Christelyke gezangen
(1669)–Hendrik Uilenbroek– Auteursrechtvrij
[pagina 54]
| |
Toon: Psalm 51. of 69.Gekruiste Iezus! heylig Offerlam!
Om onzent wil, gevangen en gebonden
Verwondt, gegeeselt, jammerlijk geschonden,
O Zone Gods! die ons verlossen quam,
Die zoo veracht, versmaat, bespot, gehoont,
Gedoemt ter doodt, de zonden hebt gedragen,
Voor ons aan ‘t kruis gehecht, met doorn gekroont,
Hoe bitterlijk moest gy ô Heylandt klagen!
2. Mijn ziele is geheel bedroeft ter doodt!
Als gy de pers der gramschap Gods moest treden,
Hoe worstelt gy? met tranen en gebeeden!
In ‘t bloedig zweet, ô angst! ô strijdt zoo groot!
Der zonden last hoe heeft die u gepraamt?
Tot in den doot, ô lijden boven maten!
Gy riept (als ’t lichaam hing als een geraamt’)
Mijn Godt! mijn Godt! hoe hebt gy my verlaten?
3. O Heyl-fonteyn! gezegend Levens-vorst!
Smaadlijk ontkleedt, met nagelen door graven;
Gy hangt ten toon als de verachte slaven,
Zoo afgemat en flauw roept gy my dorst!
Waarlijk gy dorste naa de zaligheyt!
Van d’arme zondaars, buiten uw verlooren,
Gy hebt volbracht: ’t geen u was opgeleydt.
En sterft uit liefde tot uw Uitverkooren!
4. Dank zy u Vader! uw genaad is groot!
| |
[pagina 55]
| |
U een’gen Zoon hebt gy ten kruis gegeven,
Voor ons, op dat wy eeuwig zouden leven.
Dank zy u Iezus! u vervloekte doodt,
In onze plaatz gewillig uitgestaan.
Als gy by Godt u voor ons Borge stelde
Heeft ons verzoent, en alle schult voldaan.

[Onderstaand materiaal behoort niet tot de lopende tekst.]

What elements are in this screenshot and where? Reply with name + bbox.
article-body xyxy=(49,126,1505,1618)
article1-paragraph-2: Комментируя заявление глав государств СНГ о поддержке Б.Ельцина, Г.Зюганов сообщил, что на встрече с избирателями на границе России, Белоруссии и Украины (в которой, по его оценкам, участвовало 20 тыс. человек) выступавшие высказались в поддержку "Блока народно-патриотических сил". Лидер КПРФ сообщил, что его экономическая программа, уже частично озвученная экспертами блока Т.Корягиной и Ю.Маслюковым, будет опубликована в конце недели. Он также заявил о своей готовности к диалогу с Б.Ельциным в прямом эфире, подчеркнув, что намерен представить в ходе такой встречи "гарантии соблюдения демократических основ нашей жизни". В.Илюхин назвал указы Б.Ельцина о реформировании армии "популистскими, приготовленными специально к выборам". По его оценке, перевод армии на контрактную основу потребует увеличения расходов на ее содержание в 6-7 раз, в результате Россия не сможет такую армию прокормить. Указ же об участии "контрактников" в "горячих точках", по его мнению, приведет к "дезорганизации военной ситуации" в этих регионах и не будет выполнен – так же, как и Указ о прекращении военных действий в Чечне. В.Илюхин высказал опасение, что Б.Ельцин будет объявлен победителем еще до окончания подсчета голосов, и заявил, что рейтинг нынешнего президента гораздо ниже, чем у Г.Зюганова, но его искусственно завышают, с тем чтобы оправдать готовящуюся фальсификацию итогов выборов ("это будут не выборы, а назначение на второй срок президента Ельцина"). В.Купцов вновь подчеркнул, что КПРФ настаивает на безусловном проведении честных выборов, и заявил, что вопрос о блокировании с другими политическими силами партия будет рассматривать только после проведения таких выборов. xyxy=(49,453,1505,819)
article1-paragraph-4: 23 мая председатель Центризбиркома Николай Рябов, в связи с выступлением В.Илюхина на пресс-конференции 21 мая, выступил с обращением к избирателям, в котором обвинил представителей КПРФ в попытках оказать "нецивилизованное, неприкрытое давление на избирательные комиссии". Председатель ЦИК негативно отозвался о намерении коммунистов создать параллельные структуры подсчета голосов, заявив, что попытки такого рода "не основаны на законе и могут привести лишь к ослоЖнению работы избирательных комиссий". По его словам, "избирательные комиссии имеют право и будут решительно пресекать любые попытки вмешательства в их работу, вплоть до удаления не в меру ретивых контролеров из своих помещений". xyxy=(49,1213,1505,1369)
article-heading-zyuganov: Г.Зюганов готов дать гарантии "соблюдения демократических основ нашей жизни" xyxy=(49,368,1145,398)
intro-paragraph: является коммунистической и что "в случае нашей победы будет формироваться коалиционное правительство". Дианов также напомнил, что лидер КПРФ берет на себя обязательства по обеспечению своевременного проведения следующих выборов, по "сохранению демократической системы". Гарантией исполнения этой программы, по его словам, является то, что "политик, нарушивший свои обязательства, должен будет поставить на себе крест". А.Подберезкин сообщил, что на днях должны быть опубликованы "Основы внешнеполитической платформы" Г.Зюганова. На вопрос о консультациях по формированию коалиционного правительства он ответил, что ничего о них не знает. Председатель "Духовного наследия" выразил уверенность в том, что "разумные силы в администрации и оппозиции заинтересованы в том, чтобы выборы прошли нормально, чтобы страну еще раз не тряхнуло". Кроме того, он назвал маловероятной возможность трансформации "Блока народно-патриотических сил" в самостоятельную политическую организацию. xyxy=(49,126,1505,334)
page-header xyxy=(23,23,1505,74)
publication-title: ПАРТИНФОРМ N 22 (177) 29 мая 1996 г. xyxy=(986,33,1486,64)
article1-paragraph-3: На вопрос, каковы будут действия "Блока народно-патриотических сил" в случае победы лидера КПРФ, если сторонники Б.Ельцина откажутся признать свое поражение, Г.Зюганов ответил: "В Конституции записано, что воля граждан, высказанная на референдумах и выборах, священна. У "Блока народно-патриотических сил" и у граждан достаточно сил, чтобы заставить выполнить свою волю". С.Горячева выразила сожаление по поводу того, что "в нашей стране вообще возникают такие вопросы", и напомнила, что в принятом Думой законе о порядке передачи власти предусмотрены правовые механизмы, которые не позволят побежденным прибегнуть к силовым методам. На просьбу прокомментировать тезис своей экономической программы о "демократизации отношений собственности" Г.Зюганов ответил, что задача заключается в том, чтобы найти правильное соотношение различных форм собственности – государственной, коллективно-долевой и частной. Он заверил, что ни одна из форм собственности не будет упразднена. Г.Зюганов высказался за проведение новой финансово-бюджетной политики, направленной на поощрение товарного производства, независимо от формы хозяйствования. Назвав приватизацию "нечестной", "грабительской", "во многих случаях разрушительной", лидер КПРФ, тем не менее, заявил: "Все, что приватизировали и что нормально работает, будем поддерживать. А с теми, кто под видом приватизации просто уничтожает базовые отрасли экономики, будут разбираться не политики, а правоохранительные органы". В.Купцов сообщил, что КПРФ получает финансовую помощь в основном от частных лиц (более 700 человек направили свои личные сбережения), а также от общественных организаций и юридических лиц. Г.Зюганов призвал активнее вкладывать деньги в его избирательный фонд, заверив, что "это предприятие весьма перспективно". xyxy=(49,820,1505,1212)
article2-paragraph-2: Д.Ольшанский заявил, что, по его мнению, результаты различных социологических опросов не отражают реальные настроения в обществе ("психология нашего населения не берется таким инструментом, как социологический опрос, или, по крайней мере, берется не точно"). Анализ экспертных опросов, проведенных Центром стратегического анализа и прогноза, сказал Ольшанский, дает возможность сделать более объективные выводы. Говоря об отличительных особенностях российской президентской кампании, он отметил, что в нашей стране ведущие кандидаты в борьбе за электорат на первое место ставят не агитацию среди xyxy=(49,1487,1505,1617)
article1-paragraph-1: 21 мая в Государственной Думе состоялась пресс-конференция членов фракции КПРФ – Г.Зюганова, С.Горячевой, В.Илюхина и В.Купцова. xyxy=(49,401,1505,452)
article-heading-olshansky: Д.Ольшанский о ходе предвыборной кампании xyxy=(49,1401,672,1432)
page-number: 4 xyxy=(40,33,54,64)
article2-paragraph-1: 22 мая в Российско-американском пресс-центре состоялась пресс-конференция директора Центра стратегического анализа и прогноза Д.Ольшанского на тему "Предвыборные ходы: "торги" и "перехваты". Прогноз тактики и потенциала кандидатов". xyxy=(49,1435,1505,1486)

Hoe zullenm wy ô Heylandt dit vergelden!
5. O snoode zond die mijnen Iezus kruist!
Gy moet gekruist, gedoodt zijn en begraven.
O boos gedrocht! gy maakt ons Zatans slaven.
Gy moet verdelgt, jaa gantslijk zijn vergruist
Maar ô mijn Iezus! In my is geen kracht
Doet door uw doodt, in my de zonden sterven
’t Genaden-werk werd voorts in my volbracht
Dat ik uw leve, en uw Heil mag erven.